# How can I find some first terms of a sequence?

I have a sequence knowing that $$a_1=15$$, $$a_{n+1} = a_n + \sqrt{2a_{n+1}-a_n}$$. I want to find some the first terms. I tried by my hand

k := 15;
Solve[x == k + Sqrt[2 x - k], x]


{{x -> 20}}

k := 20;
Solve[x == k + Sqrt[2 x - k], x]


{{x -> 21 + Sqrt[21]}}

I am trying to find a general formulas. I tried

ClearAll["Global*"];
RSolve[{a[x, n + 1] == a[x, n]  + Sqrt[ 2 a[x, n + 1] - a[x, n] ],
a[x, 1] == 15}, a[x, n], n] // FullSimplify


{{a[x, n] -> (-6 + n) (-4 + n)}, {a[x, n] -> (2 + n) (4 + n)}}

The out put, e.g $$(2 + n) (4 + n)$$ is incorrect, I think that.
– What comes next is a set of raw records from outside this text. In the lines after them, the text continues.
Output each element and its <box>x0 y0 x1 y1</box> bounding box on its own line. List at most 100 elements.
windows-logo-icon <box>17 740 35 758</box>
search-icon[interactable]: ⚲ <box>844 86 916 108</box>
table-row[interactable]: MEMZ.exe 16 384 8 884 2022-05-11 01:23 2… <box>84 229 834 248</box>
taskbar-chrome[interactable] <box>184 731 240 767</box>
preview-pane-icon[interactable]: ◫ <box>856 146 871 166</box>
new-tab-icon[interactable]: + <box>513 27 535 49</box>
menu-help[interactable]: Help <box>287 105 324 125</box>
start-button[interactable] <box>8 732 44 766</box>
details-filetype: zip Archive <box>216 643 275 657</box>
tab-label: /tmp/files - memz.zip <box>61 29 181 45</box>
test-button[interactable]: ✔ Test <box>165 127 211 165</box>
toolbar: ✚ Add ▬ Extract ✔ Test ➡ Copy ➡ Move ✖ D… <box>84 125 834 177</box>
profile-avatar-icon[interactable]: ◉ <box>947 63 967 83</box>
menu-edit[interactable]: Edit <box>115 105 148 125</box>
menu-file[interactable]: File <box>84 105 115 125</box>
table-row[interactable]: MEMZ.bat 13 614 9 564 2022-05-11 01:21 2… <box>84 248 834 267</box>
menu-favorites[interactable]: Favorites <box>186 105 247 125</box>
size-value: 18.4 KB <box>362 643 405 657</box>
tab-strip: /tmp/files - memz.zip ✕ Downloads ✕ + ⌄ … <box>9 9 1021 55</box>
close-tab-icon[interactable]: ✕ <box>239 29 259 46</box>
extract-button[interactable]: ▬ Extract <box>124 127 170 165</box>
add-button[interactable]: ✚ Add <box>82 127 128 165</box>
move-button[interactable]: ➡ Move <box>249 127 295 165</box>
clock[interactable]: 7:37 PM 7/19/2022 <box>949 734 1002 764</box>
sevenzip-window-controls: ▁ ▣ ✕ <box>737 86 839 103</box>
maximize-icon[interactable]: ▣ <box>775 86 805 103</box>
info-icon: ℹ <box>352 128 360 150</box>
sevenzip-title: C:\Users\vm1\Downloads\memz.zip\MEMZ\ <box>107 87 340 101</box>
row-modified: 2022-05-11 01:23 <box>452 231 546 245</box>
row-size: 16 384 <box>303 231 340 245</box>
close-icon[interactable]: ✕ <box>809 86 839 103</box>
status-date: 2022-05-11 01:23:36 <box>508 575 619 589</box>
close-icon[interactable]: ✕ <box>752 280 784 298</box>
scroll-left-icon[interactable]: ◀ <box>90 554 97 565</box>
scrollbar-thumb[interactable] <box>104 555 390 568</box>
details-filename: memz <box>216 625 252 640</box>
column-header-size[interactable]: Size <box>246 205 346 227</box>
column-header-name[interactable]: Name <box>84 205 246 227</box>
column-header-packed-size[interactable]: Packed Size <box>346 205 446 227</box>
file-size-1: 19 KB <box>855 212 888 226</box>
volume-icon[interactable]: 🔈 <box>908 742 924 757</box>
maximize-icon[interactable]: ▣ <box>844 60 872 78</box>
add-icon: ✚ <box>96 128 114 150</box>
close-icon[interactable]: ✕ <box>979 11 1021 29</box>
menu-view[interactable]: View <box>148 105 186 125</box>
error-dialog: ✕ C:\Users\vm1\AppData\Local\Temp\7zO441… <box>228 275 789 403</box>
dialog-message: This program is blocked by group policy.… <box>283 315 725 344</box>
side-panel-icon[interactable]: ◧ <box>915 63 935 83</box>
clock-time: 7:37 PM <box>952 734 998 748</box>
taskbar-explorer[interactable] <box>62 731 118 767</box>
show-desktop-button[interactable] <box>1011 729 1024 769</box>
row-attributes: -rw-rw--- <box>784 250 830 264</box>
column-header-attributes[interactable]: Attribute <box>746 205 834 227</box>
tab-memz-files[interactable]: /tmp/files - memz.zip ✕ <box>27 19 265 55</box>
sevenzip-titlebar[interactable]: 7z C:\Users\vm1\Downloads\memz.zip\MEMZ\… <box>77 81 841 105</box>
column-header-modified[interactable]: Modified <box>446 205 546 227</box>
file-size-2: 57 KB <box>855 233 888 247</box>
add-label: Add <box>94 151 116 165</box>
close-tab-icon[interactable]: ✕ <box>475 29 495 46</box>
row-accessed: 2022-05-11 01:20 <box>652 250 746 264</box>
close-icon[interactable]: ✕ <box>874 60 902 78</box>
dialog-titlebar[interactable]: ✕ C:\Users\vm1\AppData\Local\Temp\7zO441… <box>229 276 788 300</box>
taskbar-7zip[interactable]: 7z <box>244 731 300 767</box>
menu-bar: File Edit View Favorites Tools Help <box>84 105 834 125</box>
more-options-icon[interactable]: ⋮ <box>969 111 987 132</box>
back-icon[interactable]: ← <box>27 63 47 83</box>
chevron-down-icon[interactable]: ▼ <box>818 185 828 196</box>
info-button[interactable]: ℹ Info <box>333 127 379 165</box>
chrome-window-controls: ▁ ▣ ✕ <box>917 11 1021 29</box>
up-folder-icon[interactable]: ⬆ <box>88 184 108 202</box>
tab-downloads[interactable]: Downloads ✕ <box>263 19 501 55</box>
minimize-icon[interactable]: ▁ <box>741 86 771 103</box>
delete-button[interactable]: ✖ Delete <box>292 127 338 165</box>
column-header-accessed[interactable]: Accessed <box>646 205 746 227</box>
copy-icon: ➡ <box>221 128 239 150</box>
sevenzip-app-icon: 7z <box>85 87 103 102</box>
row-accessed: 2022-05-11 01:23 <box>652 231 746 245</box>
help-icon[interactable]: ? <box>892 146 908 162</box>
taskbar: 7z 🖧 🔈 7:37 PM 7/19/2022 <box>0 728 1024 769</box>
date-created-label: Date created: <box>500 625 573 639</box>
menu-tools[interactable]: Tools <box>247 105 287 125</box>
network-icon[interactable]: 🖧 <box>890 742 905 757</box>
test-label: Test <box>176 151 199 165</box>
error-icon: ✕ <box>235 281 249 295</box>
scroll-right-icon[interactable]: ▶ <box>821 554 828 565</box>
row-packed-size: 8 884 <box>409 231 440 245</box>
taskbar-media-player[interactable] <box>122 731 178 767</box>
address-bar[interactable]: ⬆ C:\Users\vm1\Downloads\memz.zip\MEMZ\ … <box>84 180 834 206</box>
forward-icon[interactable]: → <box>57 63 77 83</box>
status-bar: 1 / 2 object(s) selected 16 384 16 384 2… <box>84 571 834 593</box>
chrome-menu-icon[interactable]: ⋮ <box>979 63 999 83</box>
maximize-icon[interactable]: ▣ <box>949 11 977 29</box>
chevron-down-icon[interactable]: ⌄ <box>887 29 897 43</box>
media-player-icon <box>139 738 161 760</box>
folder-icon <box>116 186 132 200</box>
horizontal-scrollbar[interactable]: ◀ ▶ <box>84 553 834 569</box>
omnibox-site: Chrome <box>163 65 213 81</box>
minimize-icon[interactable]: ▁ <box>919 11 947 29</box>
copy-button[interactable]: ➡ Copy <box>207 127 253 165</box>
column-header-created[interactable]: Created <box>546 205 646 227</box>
How to find some first terms of the sequence $$a_1=15$$, $$a_{n+1} = a_n + \sqrt{2a_{n+1}-a_n}$$?

Try this to give you some of the first terms.

sol=15;
Table[sol=b/.ToRules[FullSimplify[Reduce[{a==sol,b==a+Sqrt[2b-a]},b]]],{4}]


which returns

{20,
21+Sqrt[21],
22+Sqrt[21]+Sqrt[22+Sqrt[21]],
23+Sqrt[21]+Sqrt[22+Sqrt[21]]+Sqrt[23+Sqrt[21]+Sqrt[22+Sqrt[21]]]
}


If you want a decimal approximation of that then follow it with

N[%]


and get

{20.,25.5826,31.7384,38.4602}


Test that brutally. Is it exactly correct?

That does not give you a closed form algebraic solution but it does give you "some first terms of your sequence." Remove the FullSimplify` to make it somewhat faster, but then you won't see the structure of the solutions.